Devem ser mencionados dois outros efeitos secundários do ataque do Hamas de 7 de Outubro. A primeira é a repressão de Netanyahu à dissidência israelita. O Knesset aprovou recentemente uma alteração a uma lei antiterrorista que torna crime o “consumo sistemático e contínuo de publicações de uma organização terrorista”, com pena máxima de um ano de prisão. Por outras palavras, um jornalista que simplesmente leia as declarações públicas do Hamas, do Hezbollah ou mesmo do YPG curdo poderá ser preso durante um ano – presumivelmente o seu “consumo” será apanhado pelo famoso spyware Pegasus da empresa israelita, utilizado em todo o mundo. para “combater o terrorismo” e para prender dissidentes.
Meir Baruchin, um professor e activista israelita que se opõe à guerra em Gaza, foi detido e investigado por “sedição e intenção de cometer traição”. Ele passou quatro dias em confinamento solitário antes de ser libertado. Para os jornalistas, especialmente os jornalistas palestinianos, será certamente pior. Isto é tudo para aquela que é considerada a única democracia no Médio Oriente.
O ataque israelita a Gaza matou 53 jornalistas e seus assistentes de comunicação social, 46 palestinianos, 3 libaneses e 4 israelitas. O ataque à população civil de Gaza é também um ataque aos repórteres para encobrir o ataque aos civis. O assassinato da jornalista palestino-americana Shireen Abu Akhleh pelas FDI no ano passado mostra que Israel não hesita em matar jornalistas para matar histórias. Em maio de 2022, durante o ataque das FDI a Jenin, na Cisjordânia, Abu Akhleh foi baleado na cabeça por um atirador das FDI – não foi uma bala perdida. Numerosas investigações levadas a cabo por grupos não israelitas, incluindo o Departamento Start dos EUA, concluíram que ela foi deliberadamente visada. Seu assassino, é claro, nunca foi punido.
O segundo efeito da guerra em Gaza foi um aumento da violência dos colonos contra os palestinianos na Cisjordânia. Os colonos aproveitaram a oportunidade, enquanto o mundo exterior está concentrado em Gaza, para aumentar os seus ataques às cidades palestinianas, entrando em casas, espancando pessoas, queimando carros, destruindo pomares. Eles aterrorizam pequenas aldeias e, em muitos casos, conseguem expulsar todos os habitantes, de modo a apagar completamente as aldeias.
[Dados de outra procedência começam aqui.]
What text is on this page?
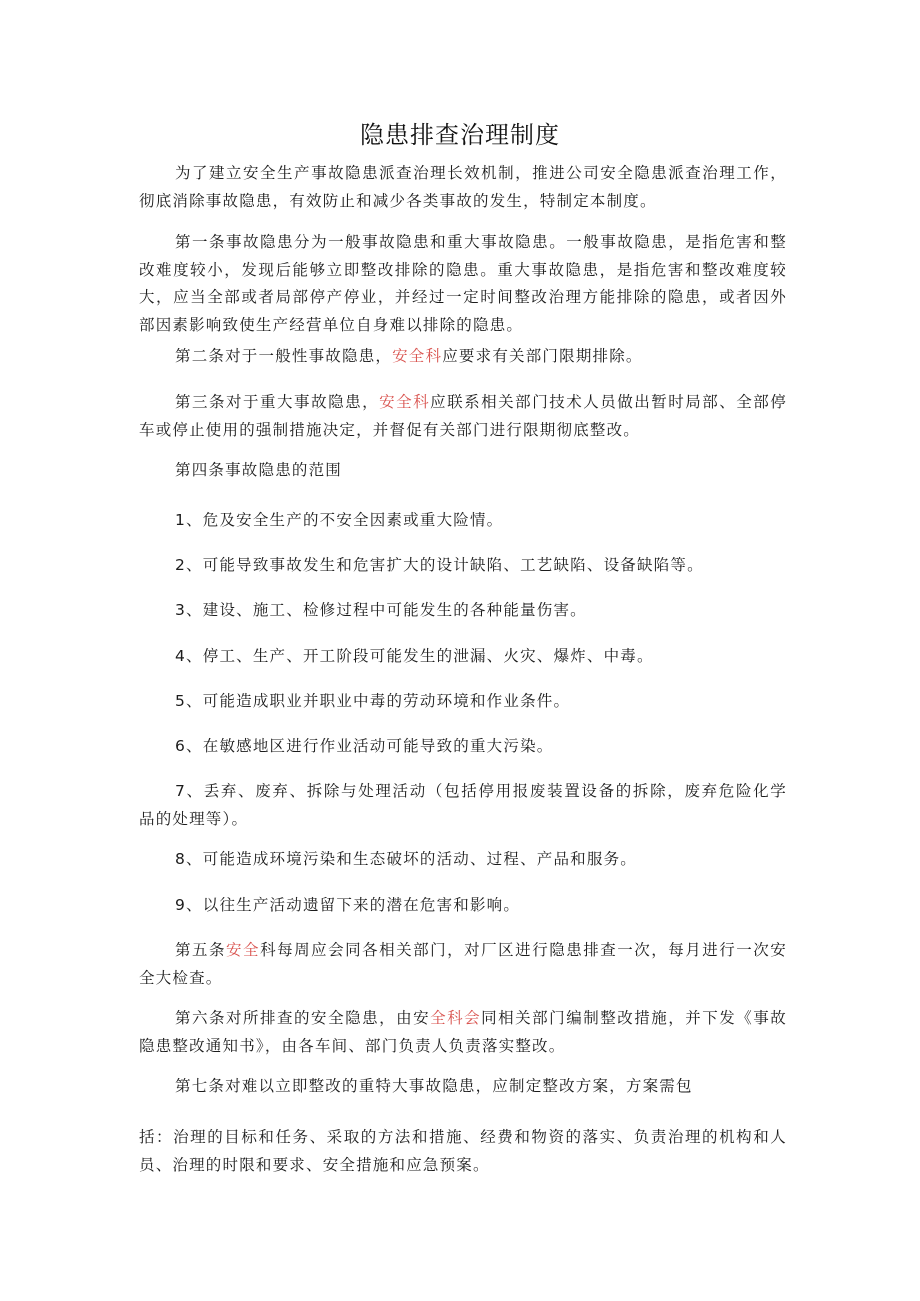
隐患排查治理制度

为了建立安全生产事故隐患派查治理长效机制，推进公司安全隐患派查治理工作，彻底消除事故隐患，有效防止和减少各类事故的发生，特制定本制度。

第一条事故隐患分为一般事故隐患和重大事故隐患。一般事故隐患，是指危害和整改难度较小，发现后能够立即整改排除的隐患。重大事故隐患，是指危害和整改难度较大，应当全部或者局部停产停业，并经过一定时间整改治理方能排除的隐患，或者因外部因素影响致使生产经营单位自身难以排除的隐患。

第二条对于一般性事故隐患，安全科应要求有关部门限期排除。

第三条对于重大事故隐患，安全科应联系相关部门技术人员做出暂时局部、全部停车或停止使用的强制措施决定，并督促有关部门进行限期彻底整改。

第四条事故隐患的范围

1、危及安全生产的不安全因素或重大险情。

2、可能导致事故发生和危害扩大的设计缺陷、工艺缺陷、设备缺陷等。

3、建设、施工、检修过程中可能发生的各种能量伤害。

4、停工、生产、开工阶段可能发生的泄漏、火灾、爆炸、中毒。

5、可能造成职业并职业中毒的劳动环境和作业条件。

6、在敏感地区进行作业活动可能导致的重大污染。

7、丢弃、废弃、拆除与处理活动（包括停用报废装置设备的拆除，废弃危险化学品的处理等）。

8、可能造成环境污染和生态破坏的活动、过程、产品和服务。

9、以往生产活动遗留下来的潜在危害和影响。

第五条安全科每周应会同各相关部门，对厂区进行隐患排查一次，每月进行一次安全大检查。

第六条对所排查的安全隐患，由安全科会同相关部门编制整改措施，并下发《事故隐患整改通知书》，由各车间、部门负责人负责落实整改。

第七条对难以立即整改的重特大事故隐患，应制定整改方案，方案需包

括：治理的目标和任务、采取的方法和措施、经费和物资的落实、负责治理的机构和人员、治理的时限和要求、安全措施和应急预案。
Se estas ações soam como as dos nazistas na década de 1930 é porque são a mesma coisa. Os primeiros atos de violência são cometidos para expulsar as pessoas de um lugar onde viveram há eras. Isto é um prelúdio para uma guerra contra eles para expulsá-los à força e, se resistirem, para matá-los. Nisto estão a seguir um documento escrito há seis anos pelo actual ministro das Finanças israelita, Bezalel Smotrich. O título do documento era “O Plano Decisivo”. O documento mencionava Gaza apenas de passagem, Smotrich defendia a anexação de toda a Cisjordânia, dando aos palestinianos a escolha de sair ou permanecer e viver como não-povo. Se alguém pegar em armas para resistir, deverá ser tratado como terrorista e morto. Quando Smotrich fez uma apresentação pública do seu plano, foi-lhe perguntado se isso significava mulheres e crianças também, ele respondeu: “Na guerra como na guerra”. Plano Decisivo, Solução Final – para os fascistas não existe ironia.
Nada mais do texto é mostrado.